Across the Deep South, access to abortion care is already buckling, said Johnson, the Alabama clinic owner. The fallout from a Texas law banning abortions after six weeks of pregnancy has spilled over into surrounding states as clinics like Johnson’s serve an influx of new patients. Women in Mississippi, where the only abortion clinic in the state provides treatment up to 16 weeks of pregnancy, might travel hundreds of miles to the Alabama Women’s Center if they need a procedure further into their second trimester.
In 2020, abortion funds gave more than $10 million to support more than 400,000 people, according to the National Network of Abortion Funds, which includes Yellowhammer along with some 88 funds across the country — a majority of them in the South — and three international funds.
But the locally run funds — many launched by Black organizers — can face an uphill battle in securing resources, even as donations flood Planned Parenthood and other national groups.

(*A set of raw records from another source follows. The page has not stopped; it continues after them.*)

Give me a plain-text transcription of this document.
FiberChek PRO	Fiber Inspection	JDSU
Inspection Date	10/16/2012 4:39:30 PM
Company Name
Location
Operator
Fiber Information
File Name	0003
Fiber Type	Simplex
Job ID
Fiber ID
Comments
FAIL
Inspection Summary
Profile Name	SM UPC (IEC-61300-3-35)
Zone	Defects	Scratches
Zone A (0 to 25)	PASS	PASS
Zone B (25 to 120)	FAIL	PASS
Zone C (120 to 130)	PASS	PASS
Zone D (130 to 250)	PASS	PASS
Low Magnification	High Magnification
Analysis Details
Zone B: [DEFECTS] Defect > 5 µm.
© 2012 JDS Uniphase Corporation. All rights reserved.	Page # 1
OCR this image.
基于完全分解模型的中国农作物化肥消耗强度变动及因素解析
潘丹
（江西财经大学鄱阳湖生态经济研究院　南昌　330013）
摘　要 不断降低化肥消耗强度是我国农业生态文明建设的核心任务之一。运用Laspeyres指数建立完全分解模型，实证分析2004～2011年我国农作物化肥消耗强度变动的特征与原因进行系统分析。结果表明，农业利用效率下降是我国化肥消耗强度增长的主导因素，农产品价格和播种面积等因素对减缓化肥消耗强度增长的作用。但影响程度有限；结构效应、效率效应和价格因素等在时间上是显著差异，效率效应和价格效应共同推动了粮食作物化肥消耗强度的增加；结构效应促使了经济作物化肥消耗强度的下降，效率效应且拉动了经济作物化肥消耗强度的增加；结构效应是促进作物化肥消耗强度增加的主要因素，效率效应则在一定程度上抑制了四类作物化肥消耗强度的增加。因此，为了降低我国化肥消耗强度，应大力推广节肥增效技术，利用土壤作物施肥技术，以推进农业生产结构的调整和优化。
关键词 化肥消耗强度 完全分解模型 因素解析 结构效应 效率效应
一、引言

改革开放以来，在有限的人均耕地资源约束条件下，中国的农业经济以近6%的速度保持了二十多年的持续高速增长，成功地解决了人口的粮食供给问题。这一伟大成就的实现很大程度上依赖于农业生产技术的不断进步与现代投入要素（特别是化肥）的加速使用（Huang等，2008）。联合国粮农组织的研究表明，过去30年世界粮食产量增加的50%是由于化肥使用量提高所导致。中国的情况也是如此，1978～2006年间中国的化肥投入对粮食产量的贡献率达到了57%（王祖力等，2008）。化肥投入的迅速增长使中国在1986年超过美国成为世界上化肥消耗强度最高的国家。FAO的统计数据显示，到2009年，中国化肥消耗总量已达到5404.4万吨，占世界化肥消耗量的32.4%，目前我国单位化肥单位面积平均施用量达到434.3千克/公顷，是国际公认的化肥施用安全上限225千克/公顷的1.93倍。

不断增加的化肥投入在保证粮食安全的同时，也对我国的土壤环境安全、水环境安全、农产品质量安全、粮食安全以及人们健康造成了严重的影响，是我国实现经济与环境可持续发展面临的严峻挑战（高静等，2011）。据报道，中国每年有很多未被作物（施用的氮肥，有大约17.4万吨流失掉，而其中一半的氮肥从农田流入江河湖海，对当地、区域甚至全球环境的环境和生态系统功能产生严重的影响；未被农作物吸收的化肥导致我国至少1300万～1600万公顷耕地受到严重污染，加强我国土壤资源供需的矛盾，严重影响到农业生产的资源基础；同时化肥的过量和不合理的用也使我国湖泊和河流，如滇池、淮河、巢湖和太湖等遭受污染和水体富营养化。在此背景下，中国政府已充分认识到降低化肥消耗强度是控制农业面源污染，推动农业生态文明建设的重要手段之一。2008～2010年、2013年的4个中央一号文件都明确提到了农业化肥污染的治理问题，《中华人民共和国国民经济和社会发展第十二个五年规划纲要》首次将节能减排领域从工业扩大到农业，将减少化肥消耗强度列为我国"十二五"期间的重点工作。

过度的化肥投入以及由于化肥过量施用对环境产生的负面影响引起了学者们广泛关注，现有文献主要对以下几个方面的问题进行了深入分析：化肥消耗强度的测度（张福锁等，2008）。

“They will have to raise more money,” said Marcela Howell, president and CEO of the National Black Women’s Reproductive Justice Agenda. “This will intensify their work. They will need more money to actually achieve what they’re trying to do. They’ll have to build their existing systems up to higher levels.”
A movement grounded in history
Conservative activists and anti-abortion protesters shouting outside of clinics often try to position the racial disparity in who seeks abortions as a form of genocide.
In the draft Supreme Court opinion on Roe, Justice Samuel Alito wrote: “It is beyond dispute that Roe has had that demographic effect. A highly disproportionate percentage of aborted fetuses are Black.”